The Arrowsmiths were a cartographic dynasty which operated from the late-eighteenth century to the mid-nineteenth. The family business was founded by Aaron Arrowsmith (1750-1823), who was renowned for carefully prepared and meticulously updated maps, globes, and charts. He created many maps that covered multiple sheets and which were massive in total size. His spare yet exacting style was recognized around the world and mapmakers from other countries, especially the young country of the United States, sought his maps and charts as exemplars for their own work.
Aaron Arrowsmith was born in County Durham in 1750. He came to London for work around 1770, where he found employment as a surveyor for the city’s mapmakers. By 1790, he had set up his own shop which specialized in general charts. Arrowsmith had five premises in his career, most of which were located on or near Soho Square, a neighborhood the led him to rub shoulders with the likes of Joseph Banks, the naturalist, and Matthew Flinders, the hydrographer.
Through his business ties and employment at the Hydrographic Office, Arrowsmith made other important relationships with Alexander Dalrymple, the Hudson’s Bay Company, and others entities. In 1810 he became Hydrographer to the Prince of Wales and, in 1820, Hydrographer to the King.
Aaron Arrowsmith died in 1823, whereby the business and title of Hydrographer to the King passed to his sons, Aaron and Samuel, and, later, his nephew, John. Aaron Jr. (1802-1854) was a founder member of the Royal Geographical Society (RGS) and left the family business in 1832; instead, he enrolled at Oxford to study to become a minister.
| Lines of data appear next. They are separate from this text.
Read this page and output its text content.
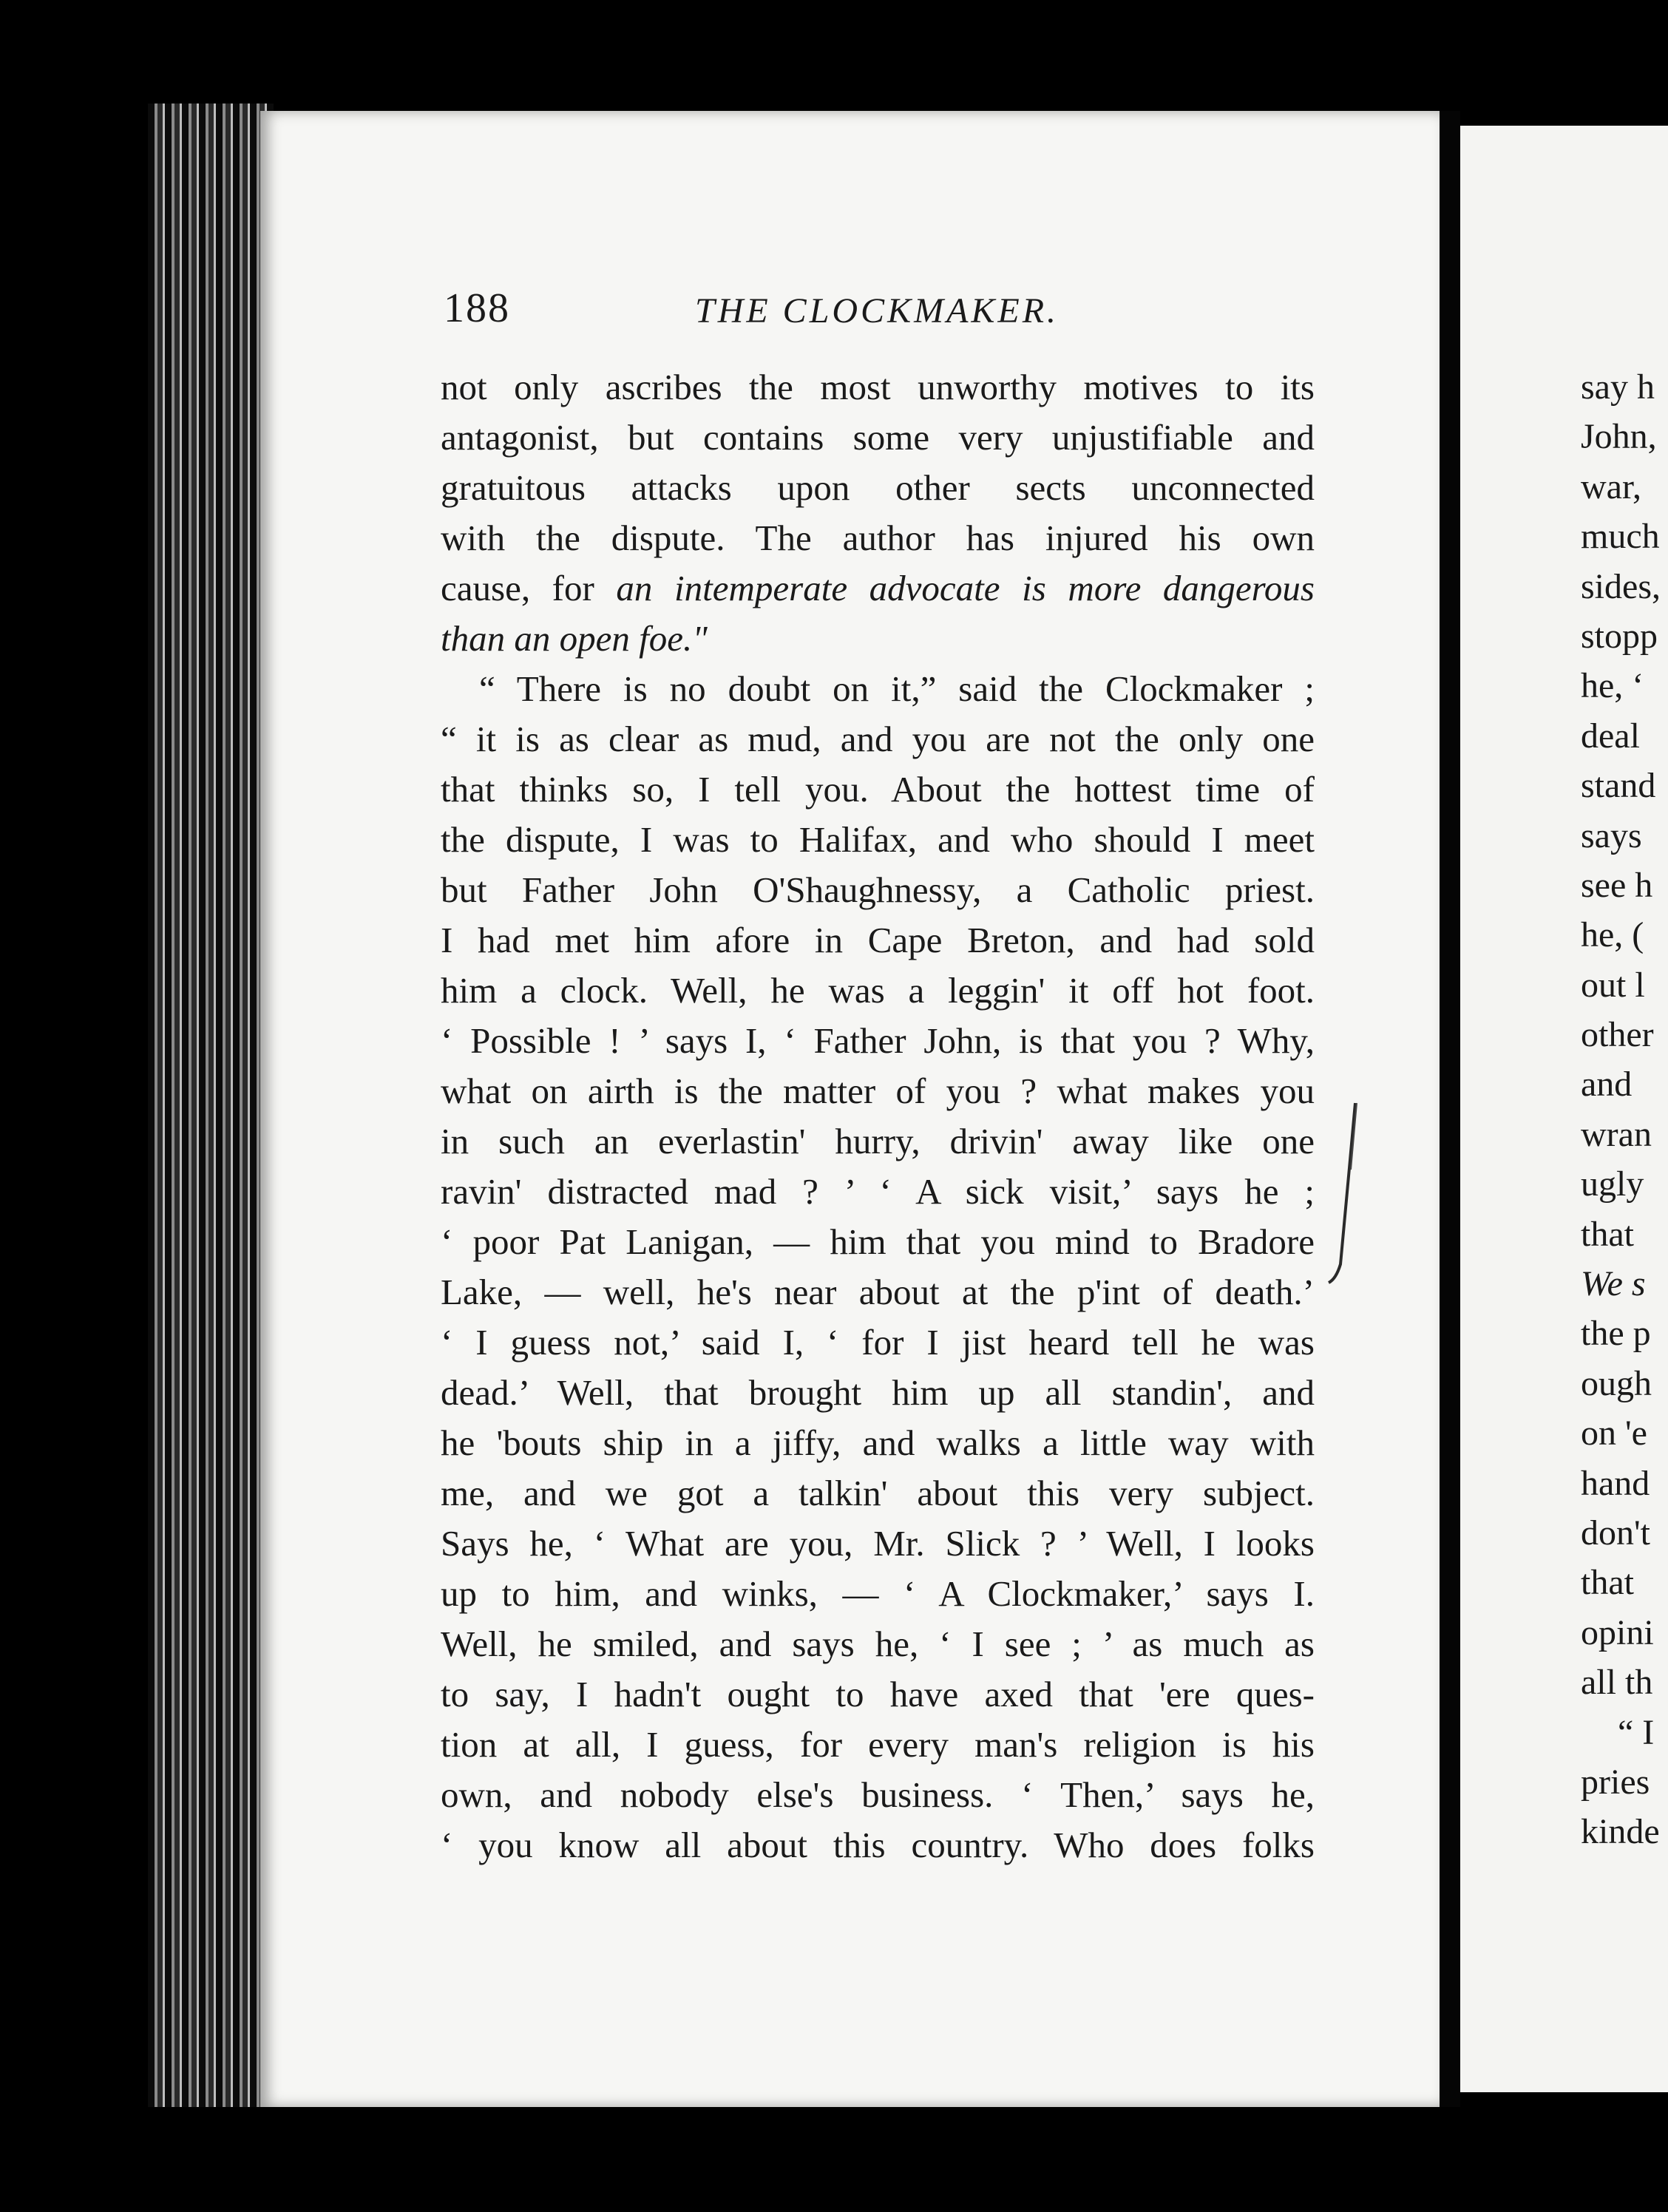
say h
John,
war,
much
sides,
stopp
he, ‘
deal
stand
says
see h
he, (
out l
other
and
wran
ugly
that
We s
the p
ough
on 'e
hand
don't
that
opini
all th
“ I
pries
kinde
188	THE CLOCKMAKER.
not only ascribes the most unworthy motives to its
antagonist, but contains some very unjustifiable and
gratuitous attacks upon other sects unconnected
with the dispute. The author has injured his own
cause, for an intemperate advocate is more dangerous
than an open foe."
“ There is no doubt on it,” said the Clockmaker ;
“ it is as clear as mud, and you are not the only one
that thinks so, I tell you. About the hottest time of
the dispute, I was to Halifax, and who should I meet
but Father John O'Shaughnessy, a Catholic priest.
I had met him afore in Cape Breton, and had sold
him a clock. Well, he was a leggin' it off hot foot.
‘ Possible ! ’ says I, ‘ Father John, is that you ? Why,
what on airth is the matter of you ? what makes you
in such an everlastin' hurry, drivin' away like one
ravin' distracted mad ? ’ ‘ A sick visit,’ says he ;
‘ poor Pat Lanigan, — him that you mind to Bradore
Lake, — well, he's near about at the p'int of death.’
‘ I guess not,’ said I, ‘ for I jist heard tell he was
dead.’ Well, that brought him up all standin', and
he 'bouts ship in a jiffy, and walks a little way with
me, and we got a talkin' about this very subject.
Says he, ‘ What are you, Mr. Slick ? ’ Well, I looks
up to him, and winks, — ‘ A Clockmaker,’ says I.
Well, he smiled, and says he, ‘ I see ; ’ as much as
to say, I hadn't ought to have axed that 'ere ques-
tion at all, I guess, for every man's religion is his
own, and nobody else's business. ‘ Then,’ says he,
‘ you know all about this country. Who does folks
Samuel (1805-1839) joined Aaron as a partner in the business and they traded together until Aaron left for the ministry. Samuel died at age 34 in 1839; his brother presided over his funeral. The remaining stock and copper plates were bought at auction by John Arrowsmith, their cousin.
John (1790-1873) operated his own independent business after his uncle, Aaron Arrowsmith Sr., died. After 1839, John moved into the Soho premises of his uncle and cousins. John enjoyed considerable recognition in the geography and exploration community. Like Aaron Jr., John was a founder member of the RGS and would serve as its unofficial cartographer for 43 years. Several geographical features in Australia and Canada are named after him. He carried the title Hydrographer to Queen Victoria. He died in 1873 and the majority of his stock was eventually bought by Edward Stanford, who co-founded Stanford’s map shop, which is still open in Covent Garden, London today.